I wish I had a more complete answer for you, but as this is still unanswered after a few days, I'll try to add some insight. It sounds like you have some experience getting headless DDE builds to work, so I won't focus on that. If you're looking for my take on headless DDE builds, I blogged on the subject a while ago, but since adapted the Jenkins CI based process I outlined there for a GitLab CI runner based solution, which I described in another SO answer.
Firstly, I would strongly recommend against setting your Designer target as the same as a server instance. This might work, but seems an unnecessary complication, and potentially issue prone, IMO.
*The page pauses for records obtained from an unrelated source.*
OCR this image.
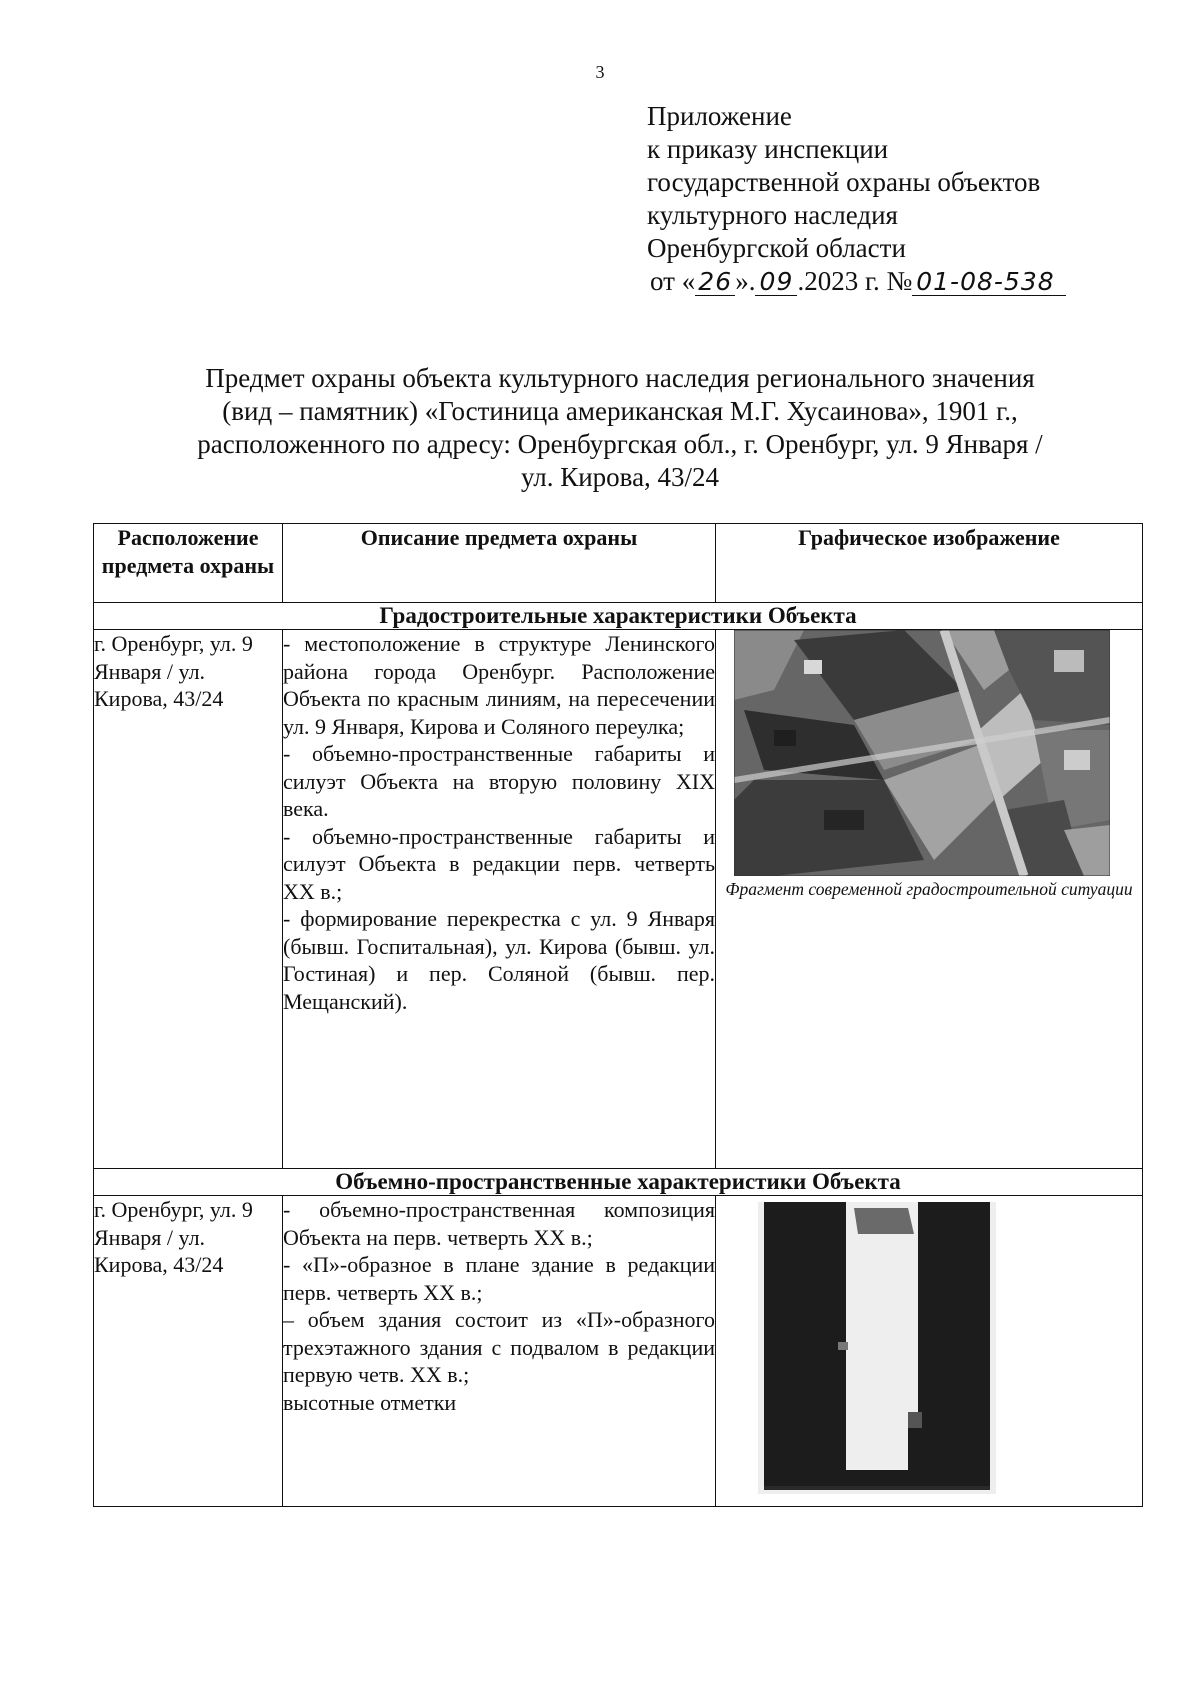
3
Приложение
к приказу инспекции
государственной охраны объектов
культурного наследия
Оренбургской области
от « 26 ». 09 .2023 г. № 01-08-538
Предмет охраны объекта культурного наследия регионального значения
(вид – памятник) «Гостиница американская М.Г. Хусаинова», 1901 г.,
расположенного по адресу: Оренбургская обл., г. Оренбург, ул. 9 Января /
ул. Кирова, 43/24
Расположение предмета охраны	Описание предмета охраны	Графическое изображение
Градостроительные характеристики Объекта		
г. Оренбург, ул. 9 Января / ул. Кирова, 43/24	- местоположение в структуре Ленинского района города Оренбург. Расположение Объекта по красным линиям, на пересечении ул. 9 Января, Кирова и Соляного переулка;

- объемно-пространственные габариты и силуэт Объекта на вторую половину XIX века.

- объемно-пространственные габариты и силуэт Объекта в редакции перв. четверть XX в.;

- формирование перекрестка с ул. 9 Января (бывш. Госпитальная), ул. Кирова (бывш. ул. Гостиная) и пер. Соляной (бывш. пер. Мещанский).	Фрагмент современной градостроительной ситуации

Объемно-пространственные характеристики Объекта		
г. Оренбург, ул. 9 Января / ул. Кирова, 43/24	- объемно-пространственная композиция Объекта на перв. четверть XX в.;

- «П»-образное в плане здание в редакции перв. четверть XX в.;

– объем здания состоит из «П»-образного трехэтажного здания с подвалом в редакции первую четв. XX в.;

высотные отметки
My interpretation of your steps:
- automatically receive updates (e.g.- on
master branch, or all commits, etc.)
- perform build via headless DDE
- deploy built NSF
Splitting apart the logic for deploying of the built NSF is ideal here, since you have an asset that needs to be parked in a server path. The two main approaches I see are either:
- having a dev/staging server that you can programmatically restart on demand
- a more complex mechanism, in an NSF or server plugin, that will ingest the NSF's design and replace the design elements in a (newly created) destination NSF
As you can imagine, that last one is a bit tricky, but it was something I've left off working on, until I have more "free time". As for the former, you'll likely want someone with a bit of admin/operations skills set assist you, but in my mind there would be a total of three scripts involved:
- one to down the destination server (this is why it should be a dev/staging server)
- one to copy the built NSF to the destination file system path
- one to start up the destination server
If you have a design task set to run at a certain interval and point the staging server for any changes, you could conceivable pull from that at whatever your interval is; nightly, etc. I hope the perspective helps.